The person that is hurting the most is you. One of the biggest benefits of forgiveness is the peace that it will bring to your heart.

A Point to ponder

The shift in your mindset that comes with forgiveness is best described by author C.R. Strahan, who said,

“Forgiveness has nothing to do with absolving a criminal of his crime.

It has everything to do with relieving oneself of the burden of being a victim—letting go of the pain and transforming oneself from victim to survivor.”

Forgiving helps you move forward on your spiritual path.

A HALLMARK OF THE CHRISTIAN JOURNEY IS THE COMMITMENT TO BECOME A FORGIVING PERSON, not just one offense, but as an essential virtue with you all the time. Forgiveness is one of the main themes of Jesus’ teaching and example. As he breathed his last on the cross, he prayed, “Forgive them, they know not what they do.”

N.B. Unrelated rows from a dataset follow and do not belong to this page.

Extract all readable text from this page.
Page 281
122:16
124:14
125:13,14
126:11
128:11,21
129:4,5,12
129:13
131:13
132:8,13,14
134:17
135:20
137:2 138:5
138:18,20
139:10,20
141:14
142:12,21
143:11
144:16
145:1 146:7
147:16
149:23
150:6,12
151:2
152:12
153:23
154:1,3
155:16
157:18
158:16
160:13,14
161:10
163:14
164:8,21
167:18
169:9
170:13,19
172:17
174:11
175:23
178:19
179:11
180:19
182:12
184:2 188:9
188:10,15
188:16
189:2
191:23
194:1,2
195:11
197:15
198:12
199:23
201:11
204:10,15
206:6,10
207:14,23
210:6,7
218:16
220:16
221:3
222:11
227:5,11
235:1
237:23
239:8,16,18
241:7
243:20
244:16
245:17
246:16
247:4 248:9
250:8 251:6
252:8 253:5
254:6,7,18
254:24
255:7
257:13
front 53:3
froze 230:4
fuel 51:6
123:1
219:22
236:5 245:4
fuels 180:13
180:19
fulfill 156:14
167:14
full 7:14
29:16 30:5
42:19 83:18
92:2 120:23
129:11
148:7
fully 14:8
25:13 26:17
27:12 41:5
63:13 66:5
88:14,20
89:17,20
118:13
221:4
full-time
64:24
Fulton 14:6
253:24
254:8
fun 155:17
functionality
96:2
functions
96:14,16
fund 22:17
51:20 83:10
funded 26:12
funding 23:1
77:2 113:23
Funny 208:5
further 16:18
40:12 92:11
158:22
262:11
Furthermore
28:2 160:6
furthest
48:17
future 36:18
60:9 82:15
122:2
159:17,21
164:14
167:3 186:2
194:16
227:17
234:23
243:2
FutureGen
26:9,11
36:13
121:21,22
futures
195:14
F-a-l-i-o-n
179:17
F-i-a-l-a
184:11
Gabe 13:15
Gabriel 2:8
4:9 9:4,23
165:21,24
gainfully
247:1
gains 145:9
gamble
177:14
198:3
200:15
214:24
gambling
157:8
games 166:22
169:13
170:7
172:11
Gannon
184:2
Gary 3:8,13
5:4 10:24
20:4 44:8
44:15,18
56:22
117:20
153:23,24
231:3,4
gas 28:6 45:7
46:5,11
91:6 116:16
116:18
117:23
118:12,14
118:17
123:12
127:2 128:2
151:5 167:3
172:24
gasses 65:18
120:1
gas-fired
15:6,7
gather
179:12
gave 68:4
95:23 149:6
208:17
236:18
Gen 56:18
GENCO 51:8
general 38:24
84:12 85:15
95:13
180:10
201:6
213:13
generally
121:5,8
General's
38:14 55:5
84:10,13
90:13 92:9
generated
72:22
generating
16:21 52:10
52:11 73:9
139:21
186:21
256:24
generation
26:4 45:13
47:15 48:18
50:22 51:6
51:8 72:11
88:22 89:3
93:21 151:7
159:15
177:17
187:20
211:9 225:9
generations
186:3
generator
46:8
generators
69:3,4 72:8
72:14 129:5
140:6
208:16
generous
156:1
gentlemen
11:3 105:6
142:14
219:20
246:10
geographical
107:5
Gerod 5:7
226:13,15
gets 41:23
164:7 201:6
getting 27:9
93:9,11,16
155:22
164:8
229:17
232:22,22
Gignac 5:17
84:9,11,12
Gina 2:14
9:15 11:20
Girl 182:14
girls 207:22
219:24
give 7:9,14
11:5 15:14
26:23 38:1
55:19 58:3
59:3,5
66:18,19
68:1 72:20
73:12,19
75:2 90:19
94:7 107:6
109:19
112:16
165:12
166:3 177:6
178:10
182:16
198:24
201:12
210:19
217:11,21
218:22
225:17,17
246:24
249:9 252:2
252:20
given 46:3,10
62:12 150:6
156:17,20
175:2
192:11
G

In the Lord’s Prayer, he taught us to pray “forgive us our sins as we forgive those who sin against us.” Essentially, the prayer asks, “God forgive me, but only to the extent that I am forgiving of others.”

Peter, one of the disciples, inquired of Jesus how many times we should forgive, “As many as seven times?” Maybe he said seven because in that day seven symbolized completion.

Jesus replied try seventy times seven. It is not that Jesus was saying 490 is the magical number. Who can keep track of that many? The point is to stop keeping track and to enter a process where one enters a constant state of forgiveness so that we might become forgiving people.

Jesus parable is about a servant who has been forgiven a great sum of money but refused to forgive someone who owed him a pittance in comparison.

The lesson is that if we have been forgiven the debt we owe to God for life, for the forgiveness of our sins, for all of the blessings we’ve accumulated throughout life, surely, we can find a way to let that sense of mercy permeate our lives and forgive others.